Cumulative Impairment to PP&E
Impairment typically comes when there is a change in the level of commodity prices. Reading the filings for disclosure on the drivers of an impairment charge is vital. Specifically, we search for any discussion of operational performance in impairment explanations and impairments when commodity prices are strong or flat. Operationally, issues or revised production should cause one to question the quality of the acreage. It is worth noting that a few of the public mineral companies are only now going through their first commodity cycle.
VNOM did call out in their Q that impairment is tested using TTM commodity prices and could record an impairment going forward. Q2 2020 TTM WTI average was ~$47. Q3 will be around $43, and if oil stays at $40 for the rest of the year, then Q4 will likely be around $39.
Return on Capital
We use funds from Operations (ex-SBC) [Cash flow from operations less SBC less WC changes] over gross property values. It’s worth noting that even in Q2 2020 -- the worst environment for oil in history (negative oil prices) -- these companies generated cash flow.
You will notice these companies returns on capital are highly correlated to commodity prices.

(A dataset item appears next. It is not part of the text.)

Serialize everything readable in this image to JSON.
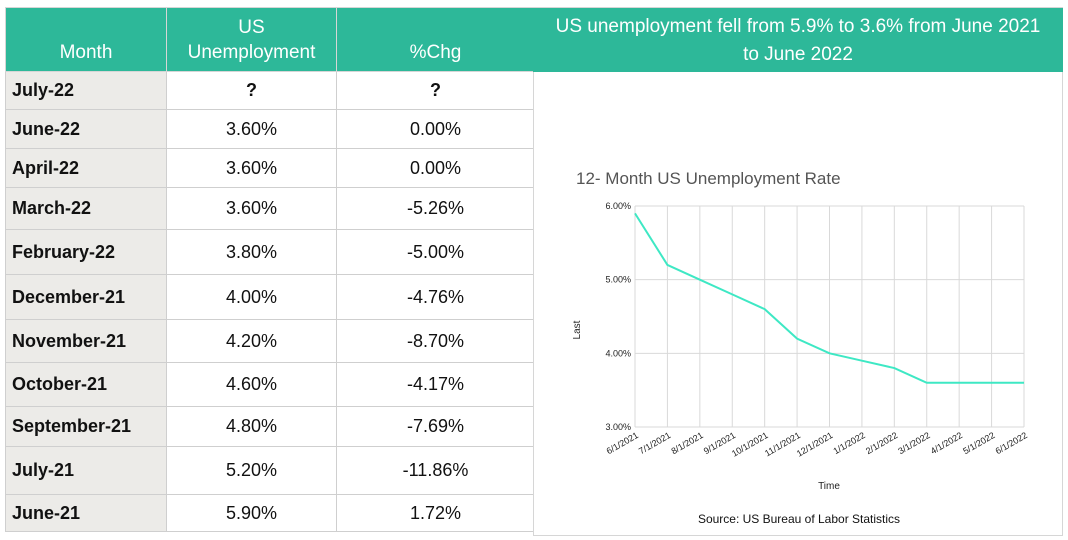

Any conversations about commodity prices get muddle quickly because there are second, third, fourth and fifth derivates to any change. Commodity markets are extremely complex. So, without prognosticating the path of prices, we are comfortable that in 2-3 years the price of oil will be >$50 with the potential to spike, for a period, to >$70.
Now, ignore our forecast, and look at the Dallas Federal Reserve Energy Survey where they ask energy executives what price is needed for rigs to return to drilling.

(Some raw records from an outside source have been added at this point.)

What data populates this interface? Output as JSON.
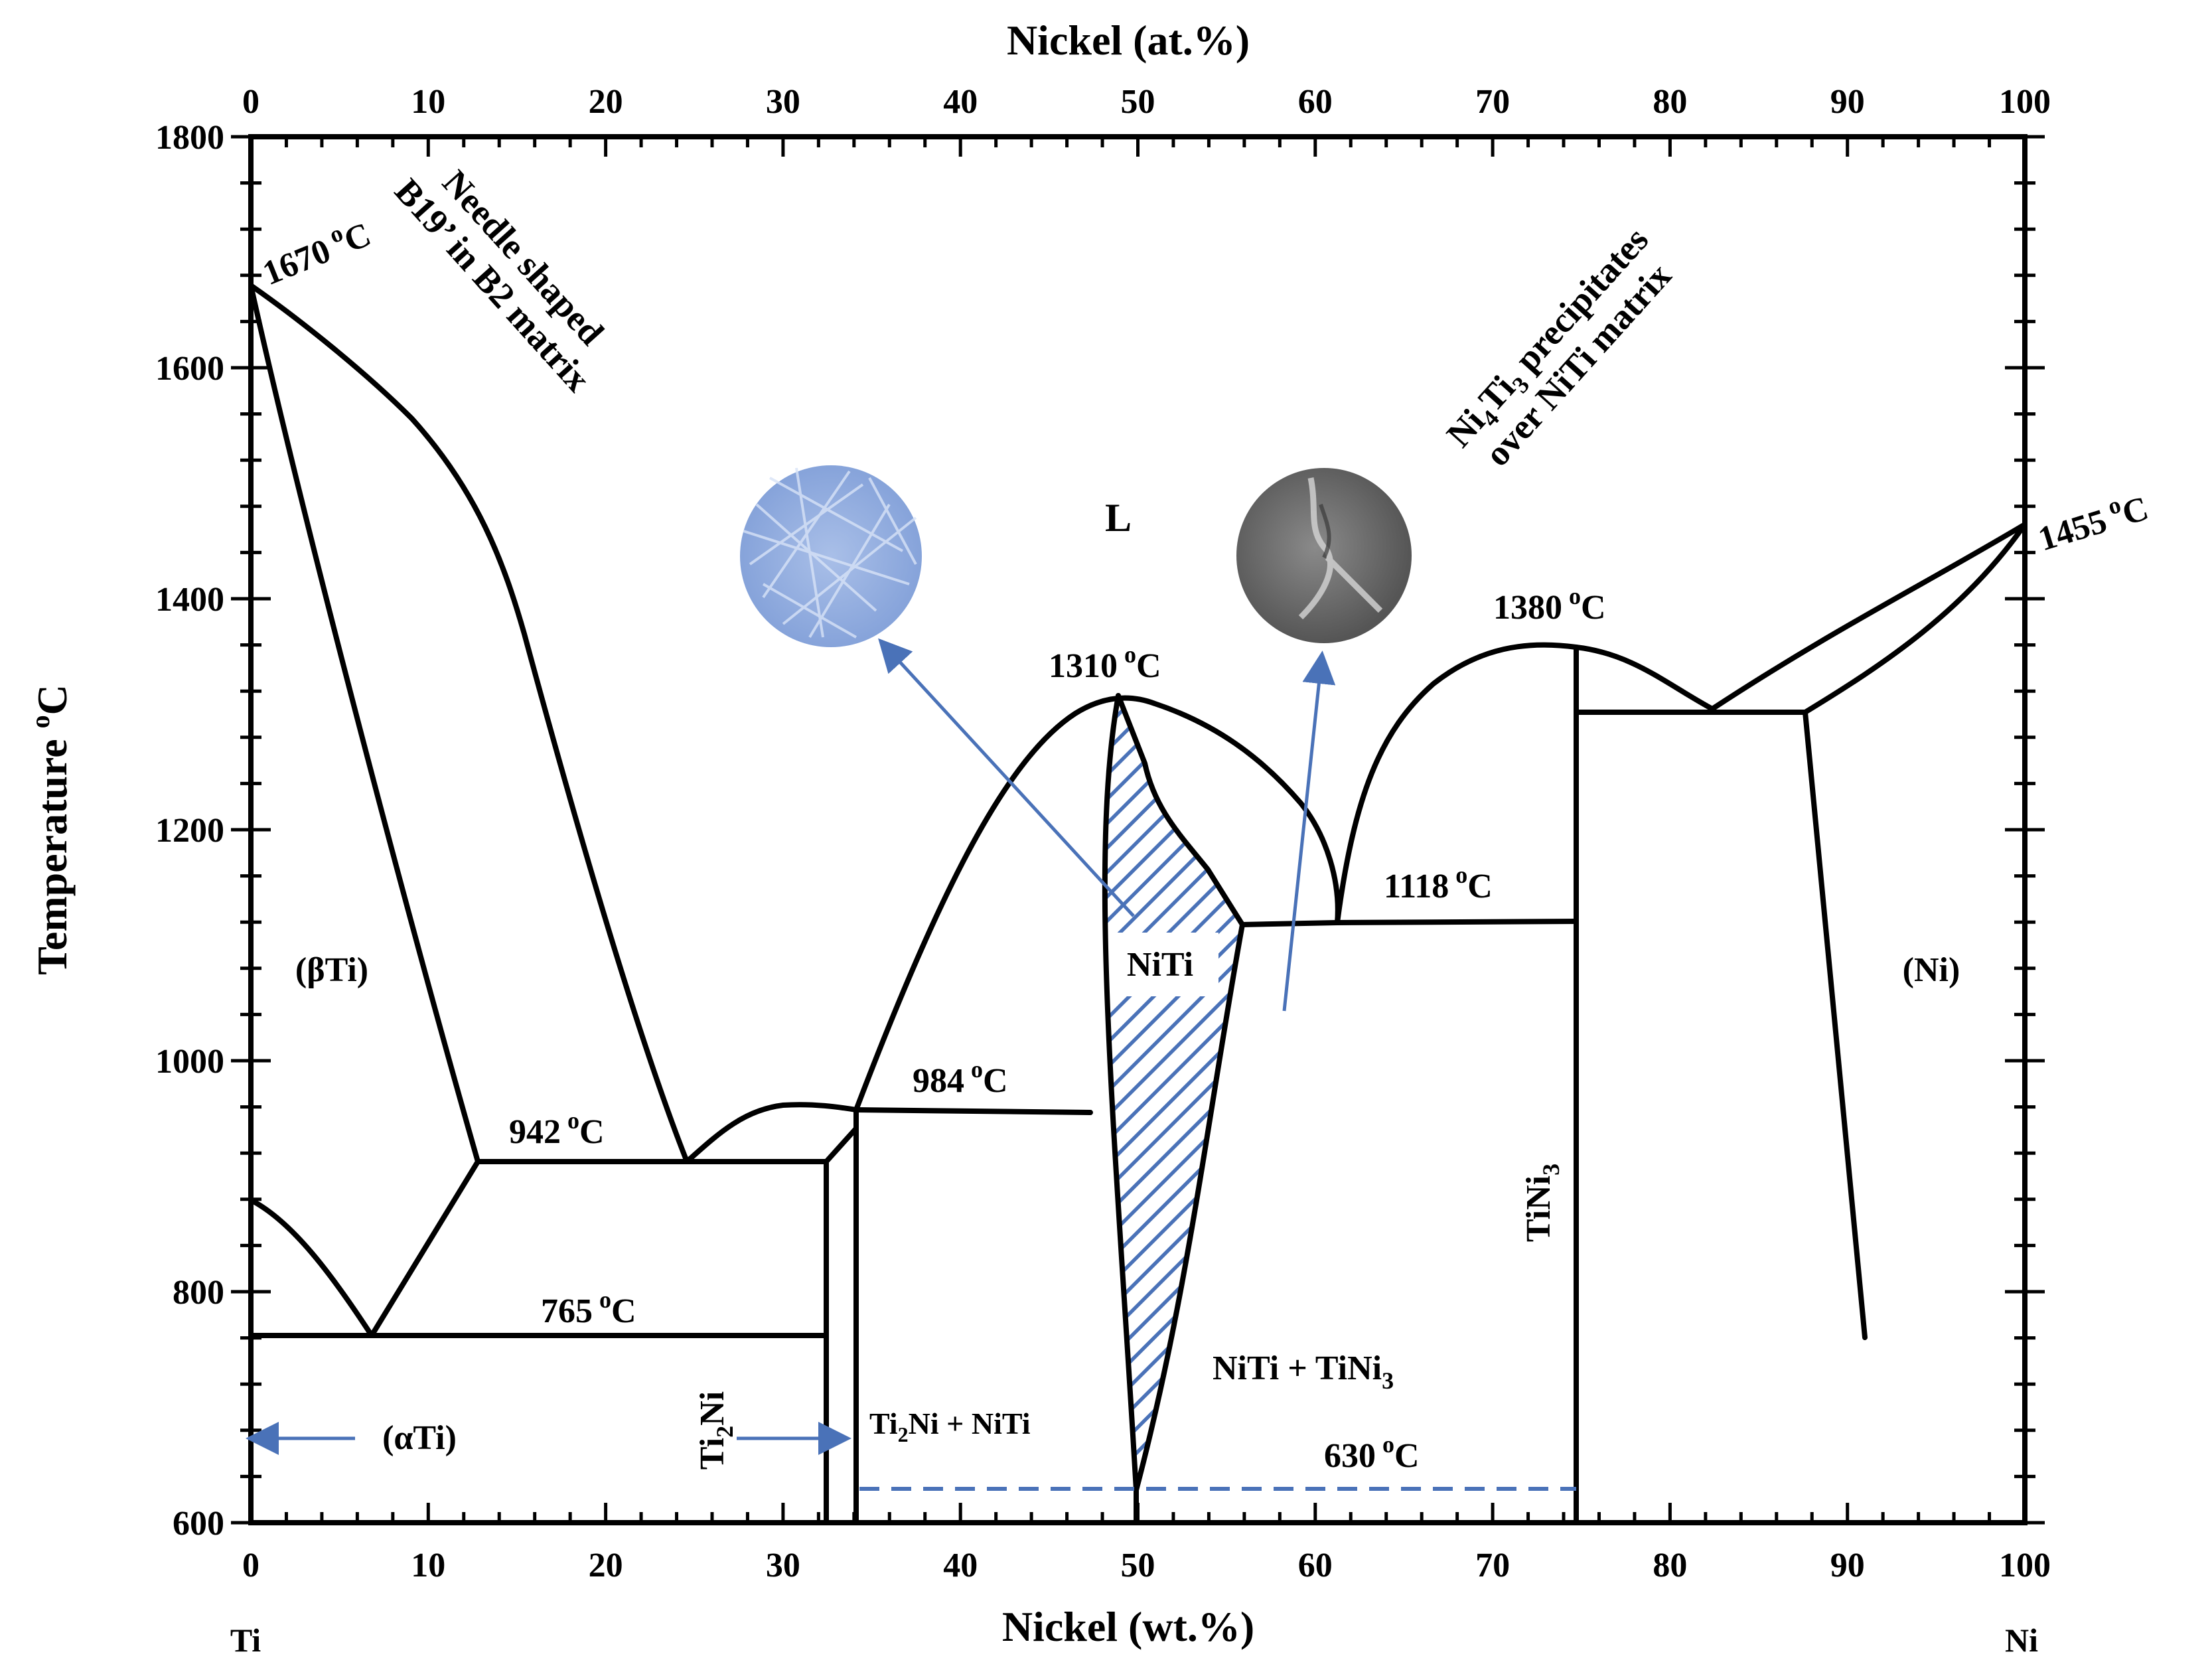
{
  "diagram": {
    "title_top": "Nickel (at.%)",
    "title_bottom": "Nickel (wt.%)",
    "y_axis_title": "Temperature",
    "y_axis_unit_sup": "o",
    "y_axis_unit": "C",
    "x_ticks": [
      "0",
      "10",
      "20",
      "30",
      "40",
      "50",
      "60",
      "70",
      "80",
      "90",
      "100"
    ],
    "y_ticks": [
      "600",
      "800",
      "1000",
      "1200",
      "1400",
      "1600",
      "1800"
    ],
    "element_left": "Ti",
    "element_right": "Ni",
    "colors": {
      "accent_blue": "#4a72b8",
      "line": "#000000",
      "hatch": "#4a72b8"
    }
  },
  "phases": {
    "beta_ti": "(βTi)",
    "alpha_ti": "(αTi)",
    "liquid": "L",
    "niti": "NiTi",
    "ni": "(Ni)",
    "ti2ni_main": "Ti",
    "ti2ni_sub": "2",
    "ti2ni_end": "Ni",
    "ti2ni_niti_a": "Ti",
    "ti2ni_niti_sub": "2",
    "ti2ni_niti_b": "Ni + NiTi",
    "niti_tini3_a": "NiTi + TiNi",
    "niti_tini3_sub": "3",
    "tini3_a": "TiNi",
    "tini3_sub": "3"
  },
  "temperatures": {
    "t1670": "1670",
    "t1455": "1455",
    "t1380": "1380",
    "t1310": "1310",
    "t1118": "1118",
    "t984": "984",
    "t942": "942",
    "t765": "765",
    "t630": "630",
    "deg_sup": "o",
    "deg_c": "C"
  },
  "annotations": {
    "left_line1": "Needle shaped",
    "left_line2": "B19’ in B2 matrix",
    "right_line1_a": "Ni",
    "right_line1_s1": "4",
    "right_line1_b": "Ti",
    "right_line1_s2": "3",
    "right_line1_c": " precipitates",
    "right_line2": "over NiTi matrix"
  }
}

We would also note that we find far too few oil field service companies earn an economic profit or even their cost of capital. Medium- to longer-term well cost inflation will come into play, and higher commodity prices will be needed to offset increased capital costs. Well cost inflation benefits the mineral owner as it supports commodity prices.
The issue that always comes up whenever we talk with a private mineral buyer about the public companies is, “How do you value them with any confidence?”
Historically, and we believe currently, the market values these equities on a cash-flow yield. This led to some lofty valuations when commodity prices were higher and production growth was the name of the game. As a result, the market assigned a massive premium to mineral interests creating a private-to-public arbitrage. For a period, the market was paying $3.50 of EV for every $1 dollar that VNOM deployed. This created an incentive for many public companies to “consolidate” and participate in M&A.
Ultimately, we believe these equities will trade with a distribution yield, but we are comfortable using our Adjusted Gross PP&E per share to guide valuation as we pass through the lows in the commodity price cycle.
Hedge book – VNOM hedged commodity prices at the lows. Below is the hedge book as of 6/30/2020
SG&A – VNOM maintains the lowest cost SG&A of the peer group on a BOE basis. Ideally SG&A would be a single digit % of royalty revenue but that isn’t the case for most in the space.
Bank Debt - $153.5 million with total borrowing base of $580 million (down from $775 million in Q1). Q2 weighted average interest rate on bank debt was 2.41%
5.375% Senior Notes Due 2027 - $479.9 outstanding at 6/30/2020. VNOM repurchased some of these notes in Q2 at a slight discount to par. The bonds currently trade above par.